Hazel shook her head. “No. It was de
finitely a man. We thought it was your father. Now Ash doesn’t think it could have been.”
“Okay.” Sperrin considered. “Well—isn’t that good?”
“Mrs. Sperrin,” said Ash, “do you have a passport?”
“What?” That surprised her. “No! Where would I go?”
“Or any official documents in that name?”
“What name?” demanded David, left behind again.
“Mrs. Saul Sperrin. A medical card? National Insurance number? A marriage certificate?”
Diana laughed out loud. “Good grief, is that what this is all about? You think you’ve caught me out in the terrible crime of being an unmarried mother? Of living in sin with a man I wasn’t married to, thirty years ago? God bless us all, I’m astonished to learn that anybody still cares!”
David understood that well enough.

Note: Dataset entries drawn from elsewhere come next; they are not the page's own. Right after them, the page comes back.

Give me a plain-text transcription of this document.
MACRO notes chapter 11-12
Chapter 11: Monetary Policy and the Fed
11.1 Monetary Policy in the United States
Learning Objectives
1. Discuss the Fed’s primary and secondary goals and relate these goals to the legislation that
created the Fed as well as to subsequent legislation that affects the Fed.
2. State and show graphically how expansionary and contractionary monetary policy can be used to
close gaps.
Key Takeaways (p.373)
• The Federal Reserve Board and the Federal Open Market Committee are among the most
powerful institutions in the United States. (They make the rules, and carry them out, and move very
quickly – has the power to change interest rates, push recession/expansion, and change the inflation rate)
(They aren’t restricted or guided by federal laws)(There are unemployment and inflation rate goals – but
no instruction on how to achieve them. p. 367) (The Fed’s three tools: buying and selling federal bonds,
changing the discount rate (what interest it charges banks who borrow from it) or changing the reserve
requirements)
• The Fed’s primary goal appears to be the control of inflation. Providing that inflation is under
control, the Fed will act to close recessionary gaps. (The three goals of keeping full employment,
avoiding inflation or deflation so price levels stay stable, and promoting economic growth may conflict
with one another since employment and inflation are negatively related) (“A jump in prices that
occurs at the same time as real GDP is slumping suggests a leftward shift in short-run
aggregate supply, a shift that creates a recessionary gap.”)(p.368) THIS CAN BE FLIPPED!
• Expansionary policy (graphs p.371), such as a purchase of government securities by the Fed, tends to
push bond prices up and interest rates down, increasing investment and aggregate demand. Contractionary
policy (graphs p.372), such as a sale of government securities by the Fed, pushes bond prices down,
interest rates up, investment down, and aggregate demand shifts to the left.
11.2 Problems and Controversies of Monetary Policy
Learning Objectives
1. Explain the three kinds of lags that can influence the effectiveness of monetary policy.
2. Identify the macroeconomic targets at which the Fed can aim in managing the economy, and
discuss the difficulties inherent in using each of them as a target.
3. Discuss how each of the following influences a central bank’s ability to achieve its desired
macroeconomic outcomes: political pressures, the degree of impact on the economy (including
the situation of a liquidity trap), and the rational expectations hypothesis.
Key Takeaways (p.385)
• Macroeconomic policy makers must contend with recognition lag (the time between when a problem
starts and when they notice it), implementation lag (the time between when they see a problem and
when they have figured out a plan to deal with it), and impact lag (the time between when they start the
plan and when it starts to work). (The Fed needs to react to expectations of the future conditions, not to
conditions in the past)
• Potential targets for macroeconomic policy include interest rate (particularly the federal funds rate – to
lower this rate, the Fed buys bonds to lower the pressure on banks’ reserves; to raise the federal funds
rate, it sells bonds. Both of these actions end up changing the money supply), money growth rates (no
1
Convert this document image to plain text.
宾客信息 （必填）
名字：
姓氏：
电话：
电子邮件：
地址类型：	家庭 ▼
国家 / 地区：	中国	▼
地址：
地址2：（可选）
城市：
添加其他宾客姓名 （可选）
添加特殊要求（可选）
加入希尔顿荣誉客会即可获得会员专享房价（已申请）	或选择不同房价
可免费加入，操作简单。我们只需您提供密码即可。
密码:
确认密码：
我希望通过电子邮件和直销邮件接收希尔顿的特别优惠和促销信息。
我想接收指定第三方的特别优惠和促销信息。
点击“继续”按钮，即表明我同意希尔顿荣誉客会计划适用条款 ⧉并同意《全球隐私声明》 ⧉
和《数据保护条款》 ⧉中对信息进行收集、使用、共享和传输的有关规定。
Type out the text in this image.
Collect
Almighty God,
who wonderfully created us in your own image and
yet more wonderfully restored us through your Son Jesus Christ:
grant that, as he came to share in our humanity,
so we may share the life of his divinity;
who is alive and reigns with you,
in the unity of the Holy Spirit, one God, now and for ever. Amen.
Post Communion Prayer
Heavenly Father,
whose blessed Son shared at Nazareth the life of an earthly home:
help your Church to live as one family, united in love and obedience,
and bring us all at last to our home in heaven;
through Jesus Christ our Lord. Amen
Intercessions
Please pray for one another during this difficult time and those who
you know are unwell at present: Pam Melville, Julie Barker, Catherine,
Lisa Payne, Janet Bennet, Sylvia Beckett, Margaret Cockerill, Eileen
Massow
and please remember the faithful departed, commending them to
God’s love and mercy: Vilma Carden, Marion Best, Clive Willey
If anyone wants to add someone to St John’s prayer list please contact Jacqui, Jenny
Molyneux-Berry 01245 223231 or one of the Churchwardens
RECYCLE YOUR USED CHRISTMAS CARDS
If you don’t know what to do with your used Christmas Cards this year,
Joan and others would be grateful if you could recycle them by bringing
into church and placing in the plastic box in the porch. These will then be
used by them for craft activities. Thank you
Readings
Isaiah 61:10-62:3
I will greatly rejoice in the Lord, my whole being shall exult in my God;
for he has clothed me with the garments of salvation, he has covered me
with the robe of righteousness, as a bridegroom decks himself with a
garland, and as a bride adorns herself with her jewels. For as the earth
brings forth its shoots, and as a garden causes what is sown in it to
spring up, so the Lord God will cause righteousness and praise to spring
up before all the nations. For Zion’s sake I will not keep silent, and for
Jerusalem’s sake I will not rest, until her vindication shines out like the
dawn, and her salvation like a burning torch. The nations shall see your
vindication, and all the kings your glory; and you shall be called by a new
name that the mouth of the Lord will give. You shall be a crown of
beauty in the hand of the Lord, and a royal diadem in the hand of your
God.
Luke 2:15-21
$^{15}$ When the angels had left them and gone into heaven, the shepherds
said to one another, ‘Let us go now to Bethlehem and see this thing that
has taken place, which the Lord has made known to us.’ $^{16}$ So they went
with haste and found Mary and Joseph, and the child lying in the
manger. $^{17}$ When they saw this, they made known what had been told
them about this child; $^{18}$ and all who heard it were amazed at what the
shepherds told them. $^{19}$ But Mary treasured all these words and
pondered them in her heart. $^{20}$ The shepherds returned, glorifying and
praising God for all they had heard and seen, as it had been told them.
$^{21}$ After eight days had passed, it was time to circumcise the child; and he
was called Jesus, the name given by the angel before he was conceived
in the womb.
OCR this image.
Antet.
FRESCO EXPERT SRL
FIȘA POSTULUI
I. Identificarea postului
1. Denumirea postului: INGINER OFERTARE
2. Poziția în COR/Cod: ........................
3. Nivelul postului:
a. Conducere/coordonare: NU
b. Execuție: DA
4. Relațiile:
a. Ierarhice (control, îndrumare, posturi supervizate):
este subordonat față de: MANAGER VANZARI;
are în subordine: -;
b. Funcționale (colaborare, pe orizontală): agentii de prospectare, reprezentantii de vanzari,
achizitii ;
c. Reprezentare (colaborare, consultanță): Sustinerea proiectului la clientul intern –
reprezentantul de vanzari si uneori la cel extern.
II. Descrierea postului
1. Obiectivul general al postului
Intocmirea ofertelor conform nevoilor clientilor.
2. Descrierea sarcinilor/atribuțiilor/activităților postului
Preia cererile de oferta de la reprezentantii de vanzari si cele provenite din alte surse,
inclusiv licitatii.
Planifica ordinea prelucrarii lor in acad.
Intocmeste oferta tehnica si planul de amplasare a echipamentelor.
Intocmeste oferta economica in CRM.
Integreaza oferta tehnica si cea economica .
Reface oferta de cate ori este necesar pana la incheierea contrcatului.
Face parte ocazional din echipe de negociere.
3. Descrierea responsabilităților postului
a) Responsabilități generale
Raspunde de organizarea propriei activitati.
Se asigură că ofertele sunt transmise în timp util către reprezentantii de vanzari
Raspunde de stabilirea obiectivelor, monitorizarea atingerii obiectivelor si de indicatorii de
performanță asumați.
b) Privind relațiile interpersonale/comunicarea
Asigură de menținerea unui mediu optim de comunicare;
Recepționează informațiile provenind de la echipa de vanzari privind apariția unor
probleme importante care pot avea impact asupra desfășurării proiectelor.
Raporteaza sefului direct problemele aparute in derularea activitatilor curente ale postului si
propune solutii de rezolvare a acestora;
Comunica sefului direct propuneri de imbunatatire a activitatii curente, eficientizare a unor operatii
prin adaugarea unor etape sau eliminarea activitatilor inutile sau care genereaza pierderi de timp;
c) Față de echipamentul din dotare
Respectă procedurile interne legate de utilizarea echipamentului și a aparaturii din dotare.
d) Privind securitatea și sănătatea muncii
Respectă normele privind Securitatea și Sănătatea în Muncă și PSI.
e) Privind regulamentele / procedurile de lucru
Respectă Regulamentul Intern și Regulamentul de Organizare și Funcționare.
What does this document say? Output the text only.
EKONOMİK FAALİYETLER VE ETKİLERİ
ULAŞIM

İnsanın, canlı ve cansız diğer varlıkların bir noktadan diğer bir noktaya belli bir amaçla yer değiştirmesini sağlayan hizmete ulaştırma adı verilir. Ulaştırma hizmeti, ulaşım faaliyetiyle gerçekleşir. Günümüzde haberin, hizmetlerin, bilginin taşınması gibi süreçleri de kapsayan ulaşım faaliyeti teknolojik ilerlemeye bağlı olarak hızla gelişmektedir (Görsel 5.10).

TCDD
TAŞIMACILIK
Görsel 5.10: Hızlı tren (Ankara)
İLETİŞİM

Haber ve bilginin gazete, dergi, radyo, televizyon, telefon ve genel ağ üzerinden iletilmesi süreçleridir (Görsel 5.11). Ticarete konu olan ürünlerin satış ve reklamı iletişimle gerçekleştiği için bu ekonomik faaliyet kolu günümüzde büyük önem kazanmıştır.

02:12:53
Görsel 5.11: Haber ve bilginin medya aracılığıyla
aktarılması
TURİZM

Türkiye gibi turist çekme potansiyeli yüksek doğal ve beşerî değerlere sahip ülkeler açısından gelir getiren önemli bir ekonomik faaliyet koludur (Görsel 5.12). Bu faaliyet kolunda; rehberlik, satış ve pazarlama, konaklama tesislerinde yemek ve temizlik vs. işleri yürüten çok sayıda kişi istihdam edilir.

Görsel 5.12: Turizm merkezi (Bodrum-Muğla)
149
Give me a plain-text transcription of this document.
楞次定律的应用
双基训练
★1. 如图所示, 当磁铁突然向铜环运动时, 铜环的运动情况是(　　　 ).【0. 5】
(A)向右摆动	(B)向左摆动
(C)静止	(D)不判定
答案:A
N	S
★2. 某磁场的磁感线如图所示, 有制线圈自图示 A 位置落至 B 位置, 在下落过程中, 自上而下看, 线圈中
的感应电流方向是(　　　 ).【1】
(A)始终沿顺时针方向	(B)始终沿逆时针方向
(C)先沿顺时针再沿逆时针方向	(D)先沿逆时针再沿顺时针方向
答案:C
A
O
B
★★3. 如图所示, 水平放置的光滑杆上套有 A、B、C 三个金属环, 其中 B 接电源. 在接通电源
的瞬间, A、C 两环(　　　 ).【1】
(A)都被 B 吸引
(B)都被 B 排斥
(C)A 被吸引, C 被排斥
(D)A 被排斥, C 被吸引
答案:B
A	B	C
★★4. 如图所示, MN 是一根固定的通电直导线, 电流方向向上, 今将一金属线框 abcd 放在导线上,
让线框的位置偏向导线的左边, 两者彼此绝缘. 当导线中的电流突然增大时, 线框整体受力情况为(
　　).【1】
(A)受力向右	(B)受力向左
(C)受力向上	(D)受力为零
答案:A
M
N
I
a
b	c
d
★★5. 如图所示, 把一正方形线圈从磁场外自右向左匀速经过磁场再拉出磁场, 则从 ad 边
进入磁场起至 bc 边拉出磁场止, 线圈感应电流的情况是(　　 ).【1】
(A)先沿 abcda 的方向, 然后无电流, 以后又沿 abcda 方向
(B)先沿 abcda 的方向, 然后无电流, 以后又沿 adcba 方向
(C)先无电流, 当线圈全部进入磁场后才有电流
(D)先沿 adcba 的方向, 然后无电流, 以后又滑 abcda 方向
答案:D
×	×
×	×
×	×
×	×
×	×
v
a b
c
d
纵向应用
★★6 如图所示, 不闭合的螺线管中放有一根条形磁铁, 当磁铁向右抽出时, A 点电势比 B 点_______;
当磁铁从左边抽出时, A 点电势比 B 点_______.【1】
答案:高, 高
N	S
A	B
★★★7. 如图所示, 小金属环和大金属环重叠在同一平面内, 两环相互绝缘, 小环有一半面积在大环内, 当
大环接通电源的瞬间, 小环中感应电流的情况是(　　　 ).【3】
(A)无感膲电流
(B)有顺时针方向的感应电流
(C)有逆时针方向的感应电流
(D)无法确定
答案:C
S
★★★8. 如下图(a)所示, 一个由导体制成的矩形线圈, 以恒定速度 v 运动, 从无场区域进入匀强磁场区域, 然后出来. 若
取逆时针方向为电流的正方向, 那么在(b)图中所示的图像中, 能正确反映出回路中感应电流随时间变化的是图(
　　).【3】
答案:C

He even managed to look affronted. “You were never married?” he demanded. “You mean to say I’m…”
“A bastard, dear? Yes indeed. Aren’t you pleased? You’ve always worked so hard at it.”
“And Jamie?”
“A love child,” Diana said firmly. She made the distinction sound like a slap.
“Bugger me,” said David weakly, sinking onto the battered sofa. Patience moved over obligingly.
“Was that it?” Diana turned her pale searchlight gaze back to Ash. “Was that what you wanted to know? Can I go and do something useful now? Like arranging a proper funeral for my child.”
“Of course you must do that,” said Hazel firmly. “And if you want us to leave, we will. We have no authority here, either of us. It may not feel like it, but we really are only trying to help.”
“By pointing out that a man I haven’t, in any event, seen for thirty years never bothered to marry me?”
Ash’s tone remained polite. But it had developed a hard edge that Hazel had never heard there before. “Miss Best did not, in fact, say we’re trying to help you. Miss Sperrin—that is your name, isn’t it? The name you were born with?”
There was a fractional pause, then Diana nodded. “Yes. So?”